Hi C7KEN, Thankyou, I am now all sorted for around Dumfries. Am seeking a site near to Ardrossan for a few days so that my sister might visit the Isle of Arran by bicycle, her request not mine as I spent quite some time anchored off Brodick boating in for mail, papers etc. (part of my distant past)
Regards
Ian


----------



## carolgavin (May 9, 2005)

solentviews said:


> Hi C7KEN, Thankyou, I am now all sorted for around Dumfries. Am seeking a site near to Ardrossan for a few days so that my sister might visit the Isle of Arran by bicycle, her request not mine as I spent quite some time anchored off Brodick boating in for mail, papers etc. (part of my distant past)
> Regards
> Ian


Hi Ian where exactly are you staying and when hon cos Culzean Castle only a hop skip and a jump from Ardrossan. Ok have looked at map and it slightly further than I thought. Neighbouring areas are Saltcoats, Kilwinning, Irvine, Troon. No idea whether they are within cycling distance though. At the moment cannot find campsite in Ardrossan but will keep looking!!


----------



## solentviews (May 9, 2005)

Thanks Carol not Gavin!  I am staying at Culzean Castle C & CC site on the 8th 9th and 10th of August. I then thought if I nudged nearer to Ardrossan it would be easier for Sis. She is far from fit at present but has this desire to take the bikes to Arran. I could find nothing really close although my next thought is whether there is motorhome parking at Ardrossan.
Ian


----------



## sallytrafic (Jan 17, 2006)

I had you down as guest of honour at Dumfries Castle (see HRH's movements today)


----------



## JockandRita (Jun 1, 2005)

> Neighbouring areas are Saltcoats, Kilwinning, Irvine, Troon. No idea whether they are within cycling distance though.

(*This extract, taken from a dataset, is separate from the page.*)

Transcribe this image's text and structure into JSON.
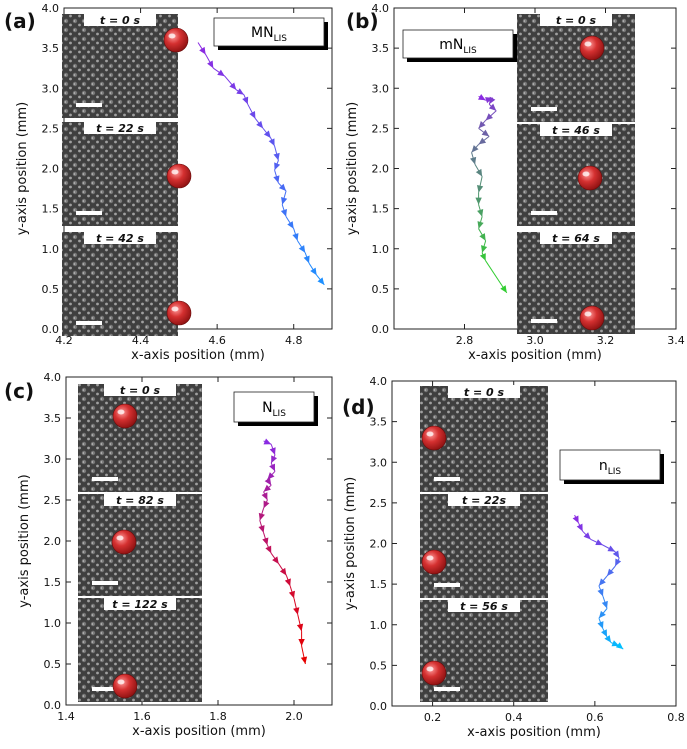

It's not a journey I'd like to do on a bike Carol. Culzean is quite a way from Ardrossan too, ( says the boy from Ayr). :wink:

Ian, I don't think that you will have much problem parking the MH at Ardrossan.
Whilst at Culzean, have you thought about going to Belfast for the day, as foot passengers on the HSS from Stranraer. We did it a couple of years ago, but from Troon (no longer running), and it was a good day out. Belfast is a lovely city, and folks are really friendly. There's a bus from the ferry terminal right into the heart of the city.

Jock.
(Edited, to add to).

Ardrossan Ferry Terminal

Stranraer Ferry Terminal


----------



## solentviews (May 9, 2005)

Thanks Jock, No I had not considered Belfast will plug it in to Sis and see what she thinks.
Ian


----------